Assuming a design load of 60K. with 175' of baseboard that works out to 343 BTU/hr per foot, which is going to take an average water temp (AWT) of about 145F with a return water temp in the 130s F, which will be a bit above the condensing zone, but at
your average wintertime temp of ~35F your heat load would be about 35-36,000 BTU/hr or about 200 BTU/hr per foot, which the radiation would emit at an AWT of 120F, where it would be edging into the mid-90s for efficiency.
A 100K with a 10:1 turn down can modulate as low as about 9500 BTU/hr out, so with the outdoor reset curve dialed-in perfectly it would run pretty much continuously whenever the temperatures dropped into the mid-50s F or cooler, and may even beat it's AFUE tested efficiency by a percent or two. You don't have to settle for a 5:1 turn down or lower, which used to be the standard.
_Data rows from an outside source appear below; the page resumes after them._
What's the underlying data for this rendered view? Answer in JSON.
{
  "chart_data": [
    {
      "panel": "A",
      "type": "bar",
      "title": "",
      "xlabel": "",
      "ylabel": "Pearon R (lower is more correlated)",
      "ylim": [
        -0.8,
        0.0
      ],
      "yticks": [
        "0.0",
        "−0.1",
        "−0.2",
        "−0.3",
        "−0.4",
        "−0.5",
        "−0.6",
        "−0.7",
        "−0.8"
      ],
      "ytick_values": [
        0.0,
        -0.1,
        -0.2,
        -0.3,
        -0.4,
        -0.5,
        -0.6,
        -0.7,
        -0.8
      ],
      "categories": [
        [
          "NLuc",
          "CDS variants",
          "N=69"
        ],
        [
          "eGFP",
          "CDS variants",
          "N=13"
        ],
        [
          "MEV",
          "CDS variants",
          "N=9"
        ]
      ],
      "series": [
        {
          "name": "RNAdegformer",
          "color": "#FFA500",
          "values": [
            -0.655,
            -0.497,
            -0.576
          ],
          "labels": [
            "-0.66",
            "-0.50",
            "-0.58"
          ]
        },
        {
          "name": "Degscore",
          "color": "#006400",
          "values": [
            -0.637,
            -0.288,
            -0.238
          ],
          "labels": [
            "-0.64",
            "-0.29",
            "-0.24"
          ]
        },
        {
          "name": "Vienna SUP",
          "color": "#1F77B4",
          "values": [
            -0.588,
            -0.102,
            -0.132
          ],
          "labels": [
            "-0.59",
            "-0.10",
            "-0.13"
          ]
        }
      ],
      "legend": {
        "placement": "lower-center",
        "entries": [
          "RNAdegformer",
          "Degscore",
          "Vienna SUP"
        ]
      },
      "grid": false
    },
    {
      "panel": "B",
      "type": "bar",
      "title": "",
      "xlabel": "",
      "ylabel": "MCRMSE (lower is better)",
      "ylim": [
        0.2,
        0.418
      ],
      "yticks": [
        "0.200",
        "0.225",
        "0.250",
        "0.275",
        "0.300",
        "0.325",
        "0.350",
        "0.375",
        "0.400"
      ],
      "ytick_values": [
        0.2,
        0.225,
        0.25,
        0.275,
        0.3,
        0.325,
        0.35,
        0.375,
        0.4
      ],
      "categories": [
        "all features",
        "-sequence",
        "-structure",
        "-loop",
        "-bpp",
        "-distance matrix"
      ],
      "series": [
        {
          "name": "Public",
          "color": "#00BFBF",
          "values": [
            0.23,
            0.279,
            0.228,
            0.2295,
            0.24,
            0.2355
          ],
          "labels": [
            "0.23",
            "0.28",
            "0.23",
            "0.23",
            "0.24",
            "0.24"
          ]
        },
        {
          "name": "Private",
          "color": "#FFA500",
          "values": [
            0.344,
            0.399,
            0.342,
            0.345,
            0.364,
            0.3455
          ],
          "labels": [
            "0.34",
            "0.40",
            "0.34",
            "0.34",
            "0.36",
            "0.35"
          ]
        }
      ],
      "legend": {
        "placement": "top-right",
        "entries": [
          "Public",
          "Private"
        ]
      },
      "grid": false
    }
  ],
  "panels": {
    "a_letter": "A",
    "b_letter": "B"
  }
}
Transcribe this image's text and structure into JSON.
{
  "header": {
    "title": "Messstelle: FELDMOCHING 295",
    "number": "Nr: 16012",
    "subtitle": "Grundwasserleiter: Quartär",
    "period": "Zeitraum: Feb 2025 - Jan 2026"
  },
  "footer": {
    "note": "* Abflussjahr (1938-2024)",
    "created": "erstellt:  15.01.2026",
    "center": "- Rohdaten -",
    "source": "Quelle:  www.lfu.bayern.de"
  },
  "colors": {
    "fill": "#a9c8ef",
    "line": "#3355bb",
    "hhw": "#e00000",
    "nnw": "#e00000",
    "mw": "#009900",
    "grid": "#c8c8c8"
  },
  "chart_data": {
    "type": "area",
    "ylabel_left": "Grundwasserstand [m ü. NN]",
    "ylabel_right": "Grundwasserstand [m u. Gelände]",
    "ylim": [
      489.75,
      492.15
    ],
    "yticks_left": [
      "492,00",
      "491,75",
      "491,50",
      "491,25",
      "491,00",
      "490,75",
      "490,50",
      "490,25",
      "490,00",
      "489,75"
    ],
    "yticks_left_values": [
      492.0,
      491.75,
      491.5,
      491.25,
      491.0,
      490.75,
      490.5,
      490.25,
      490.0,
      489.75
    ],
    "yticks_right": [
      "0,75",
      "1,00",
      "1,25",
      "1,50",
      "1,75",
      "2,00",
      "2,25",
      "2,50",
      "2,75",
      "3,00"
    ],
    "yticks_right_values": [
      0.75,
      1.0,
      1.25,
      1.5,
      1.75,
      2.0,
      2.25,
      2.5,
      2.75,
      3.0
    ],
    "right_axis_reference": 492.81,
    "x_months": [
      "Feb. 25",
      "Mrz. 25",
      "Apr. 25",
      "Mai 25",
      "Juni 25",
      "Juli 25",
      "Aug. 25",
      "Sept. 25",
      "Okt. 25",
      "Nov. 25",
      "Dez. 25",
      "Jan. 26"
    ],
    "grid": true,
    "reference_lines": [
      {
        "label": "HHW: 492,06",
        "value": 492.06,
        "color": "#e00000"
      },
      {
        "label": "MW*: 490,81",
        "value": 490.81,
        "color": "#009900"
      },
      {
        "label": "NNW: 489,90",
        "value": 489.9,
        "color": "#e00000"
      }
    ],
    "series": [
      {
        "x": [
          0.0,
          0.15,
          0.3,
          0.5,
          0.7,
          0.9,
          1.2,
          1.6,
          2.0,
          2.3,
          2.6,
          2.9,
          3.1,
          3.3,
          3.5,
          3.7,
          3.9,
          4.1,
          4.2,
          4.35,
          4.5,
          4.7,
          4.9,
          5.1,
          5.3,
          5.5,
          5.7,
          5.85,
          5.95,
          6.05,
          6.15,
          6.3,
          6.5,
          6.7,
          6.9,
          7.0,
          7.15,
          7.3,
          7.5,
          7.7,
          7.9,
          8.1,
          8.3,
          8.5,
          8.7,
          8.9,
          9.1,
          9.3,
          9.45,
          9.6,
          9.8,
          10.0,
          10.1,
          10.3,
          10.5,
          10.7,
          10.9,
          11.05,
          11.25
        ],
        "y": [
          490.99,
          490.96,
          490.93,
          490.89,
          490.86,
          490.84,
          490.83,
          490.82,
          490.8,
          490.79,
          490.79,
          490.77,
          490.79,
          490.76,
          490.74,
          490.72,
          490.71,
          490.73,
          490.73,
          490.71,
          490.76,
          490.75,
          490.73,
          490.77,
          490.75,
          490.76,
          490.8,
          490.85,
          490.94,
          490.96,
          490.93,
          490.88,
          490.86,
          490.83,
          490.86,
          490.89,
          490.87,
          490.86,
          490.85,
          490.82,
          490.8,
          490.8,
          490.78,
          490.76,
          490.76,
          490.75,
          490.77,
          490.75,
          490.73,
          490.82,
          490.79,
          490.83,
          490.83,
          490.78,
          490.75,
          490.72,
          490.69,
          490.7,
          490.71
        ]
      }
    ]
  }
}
A few boilers that would fill the bill would be the
Navien NHB-110,
Lochinvar KHB-110 (or
NKB-110) ,
HTP UFT-100W, or
Burnham K2WT-100B. There are others. The fire-tube heat exchanger types like the KHB , NKB or UFT have more design forgiveness. Stainless heat exchangers have a much better track record than other materials (avoid aluminum). The HTP-UFT is substantially cheaper than most of the others and simpler to set up than most, and would be the best choice if attempting a DIY (with some pro help at the point of commissioning it.) But choosing can boil down to figuring out which vendors are better supported in your area. Since you're not really in a hurry (and may not even do the project at all) you can take your time to ponder it all. With all of these lipstick-on-mirror basic design calculations already in the can you're in a pretty good position to specify what you need to see in any proposals from installers.